John William Owen

Name

John William Owen

Conflict

First World War

Date of Death / Age

03/06/1916

Rank, Service Number & Service Details

Sapper
510268
Canadian Engineers
1st Tunnelling Company

Awards: Service Medals/Honour Awards

Not Yet Researched

Cemetery/Memorial: Name/Reference/Country

BOULOGNE EASTERN CEMETERY
VIII. A. 118.
France

UK & Other Memorials

Abbots Langley Village Memorial

Biography

John Owen was one of several local men that emigrated to Canada in the years before the Great War. It is not certain when he went to Canada. In the 1911 Census he was recorded working as a Paper-worker, presumably at one of John Dickinson’s Mills. John was one of three brothers and five sisters of Thomas Owen and his two wives Mercy (died 1893) and Sophia. The family had lived in Breakspeare Road until Thomas died in 1898, whereupon Sophia moved to “The Wooden House” at Abbots Bottom, near to Asylum Road (now College Road).

When the Great War broke out John was living at Holland Landing in south-east Ontario, about thirty miles north of Toronto. He joined up on 27th October 1915 at the Toronto Recruiting Depot, and gave his date of birth as 27 October 1886 contradicting the information listed in the 1901 Census which indicated that his year of birth was 1888-9. He was 5’ 2” tall and had a scar on each side of his forehead and on his left cheek.

He joined the 1st Canadian Tunnelling Company and returned to Europe, and moved to France and then on to the Ypres sector in Belgium for a period of instruction. In March 1916 the Tunnelling Company relieved the 182nd Company near Armentieres, and in May moved to “The Bluff” near “Hill 60” where they were engaged in tunnelling and laying mines under the German Front Lines. The War on the Western Front had settled into stalemate. Both sides tried to gain advantage through tunnelling and burying huge explosive mines under each other’s trenches. Tunnelling reached its peak in June 1916 when between 30-40,000 men took part in this activity. It’s not known what role John played in the mining and tunnelling operations, or whether he worked above or below the surface as a Tunneller or an Engineer bringing up supplies, removing soil from the digging, or planning and surveying the tunnelling work. He died of an illness on 3rd June 1916, and was buried along with two other men from Abbots Langley – George Martindale and Albert Sage, at Boulogne Eastern Cemetery. A large number of Base Hospitals were located in the area around Boulogne. Wounded and sick men, evacuated from the Front Lines would arrive at Base Hospitals for care and assessment, and the badly wounded cases would be shipped back to “Blighty”. It is most likely that John was taken ill whilst near the Front, and made it back to Boulogne, where he eventually died. In the period around his death, the 1st Canadian Tunnelling Company was based at La Clytte, just to the south-west of Ypres. The Company was excavating a mine at “The Bluff” near “Hill 60”, to the south of Ypres. His half-brother – Walter Owen – was serving in the trenches to the east of Ypres at this time.

John’s younger brother, Walter was killed in action on the Somme on 15th September 1916, however his elder brother Bertie, who was first recorded in the Abbots Langley Parish Magazine Roll of Honour in January 1918, survived the War. News of John’s death made it back to Abbots Langley and was recorded in the Parish Magazine in July 1916 where Vicar Parnell wrote:

“We have to lament the addition of another name to our growing list of those who have given their lives for their Country.
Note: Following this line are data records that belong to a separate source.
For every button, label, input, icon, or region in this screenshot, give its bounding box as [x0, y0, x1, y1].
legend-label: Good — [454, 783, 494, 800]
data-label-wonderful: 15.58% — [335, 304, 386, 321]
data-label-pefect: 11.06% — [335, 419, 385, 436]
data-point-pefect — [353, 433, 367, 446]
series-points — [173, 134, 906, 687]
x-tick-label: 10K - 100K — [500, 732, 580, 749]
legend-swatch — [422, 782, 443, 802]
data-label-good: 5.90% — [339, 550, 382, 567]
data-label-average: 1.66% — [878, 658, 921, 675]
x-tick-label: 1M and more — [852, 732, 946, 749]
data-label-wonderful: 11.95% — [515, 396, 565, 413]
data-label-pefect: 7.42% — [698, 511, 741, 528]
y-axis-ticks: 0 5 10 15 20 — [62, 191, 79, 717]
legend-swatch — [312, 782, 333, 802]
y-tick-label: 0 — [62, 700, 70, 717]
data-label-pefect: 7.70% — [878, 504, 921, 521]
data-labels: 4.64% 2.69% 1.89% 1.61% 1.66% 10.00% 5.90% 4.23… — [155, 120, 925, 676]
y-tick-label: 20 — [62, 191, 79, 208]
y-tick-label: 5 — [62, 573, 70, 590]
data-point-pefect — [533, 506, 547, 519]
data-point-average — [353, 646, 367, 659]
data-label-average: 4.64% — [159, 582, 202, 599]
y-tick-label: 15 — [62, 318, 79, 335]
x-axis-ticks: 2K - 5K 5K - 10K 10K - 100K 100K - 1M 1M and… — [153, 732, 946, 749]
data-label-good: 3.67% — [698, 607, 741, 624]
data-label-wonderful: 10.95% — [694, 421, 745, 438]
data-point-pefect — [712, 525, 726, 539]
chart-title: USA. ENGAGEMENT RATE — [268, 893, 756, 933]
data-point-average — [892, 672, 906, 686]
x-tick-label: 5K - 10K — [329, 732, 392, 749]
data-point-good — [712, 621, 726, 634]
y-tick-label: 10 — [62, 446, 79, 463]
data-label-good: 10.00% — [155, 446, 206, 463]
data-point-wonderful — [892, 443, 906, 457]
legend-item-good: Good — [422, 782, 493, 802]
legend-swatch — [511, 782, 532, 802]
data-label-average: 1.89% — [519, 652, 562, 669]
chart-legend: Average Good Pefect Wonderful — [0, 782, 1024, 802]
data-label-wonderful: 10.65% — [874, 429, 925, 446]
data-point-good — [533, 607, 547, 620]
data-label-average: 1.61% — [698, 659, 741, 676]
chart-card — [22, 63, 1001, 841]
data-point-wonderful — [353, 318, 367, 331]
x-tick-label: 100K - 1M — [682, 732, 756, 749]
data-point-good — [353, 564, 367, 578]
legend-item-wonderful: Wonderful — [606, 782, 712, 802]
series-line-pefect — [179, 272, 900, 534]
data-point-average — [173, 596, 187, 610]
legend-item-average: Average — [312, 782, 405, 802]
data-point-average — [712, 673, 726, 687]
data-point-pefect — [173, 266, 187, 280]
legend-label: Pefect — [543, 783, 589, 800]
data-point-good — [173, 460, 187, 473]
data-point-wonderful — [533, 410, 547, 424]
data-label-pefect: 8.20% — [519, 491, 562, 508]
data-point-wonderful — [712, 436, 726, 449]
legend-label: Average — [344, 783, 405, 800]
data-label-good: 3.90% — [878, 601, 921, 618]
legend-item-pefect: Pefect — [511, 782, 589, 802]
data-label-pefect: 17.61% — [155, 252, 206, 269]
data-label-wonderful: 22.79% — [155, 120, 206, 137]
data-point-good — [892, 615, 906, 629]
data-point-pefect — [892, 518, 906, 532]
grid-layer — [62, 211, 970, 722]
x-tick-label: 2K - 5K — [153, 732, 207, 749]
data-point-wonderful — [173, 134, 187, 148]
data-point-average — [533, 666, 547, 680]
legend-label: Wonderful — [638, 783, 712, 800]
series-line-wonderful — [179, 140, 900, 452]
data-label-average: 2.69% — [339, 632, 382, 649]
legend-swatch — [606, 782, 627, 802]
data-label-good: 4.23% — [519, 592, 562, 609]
John Owen went out to Canada some years ago, but at the outbreak of war joined the great army of those who heard and responded to the call of the Mother Land. He was never physically strong, but his keeness and pluck were so strong that his bodily infirmities were not allowed to be a bar. He was taken ill at the Front, and died in Hospital in France on June 3rd”

John Owen was commemorated on the Abbots Langley War Memorial and was buried at the Boulogne Eastern Cemetery on the French coast.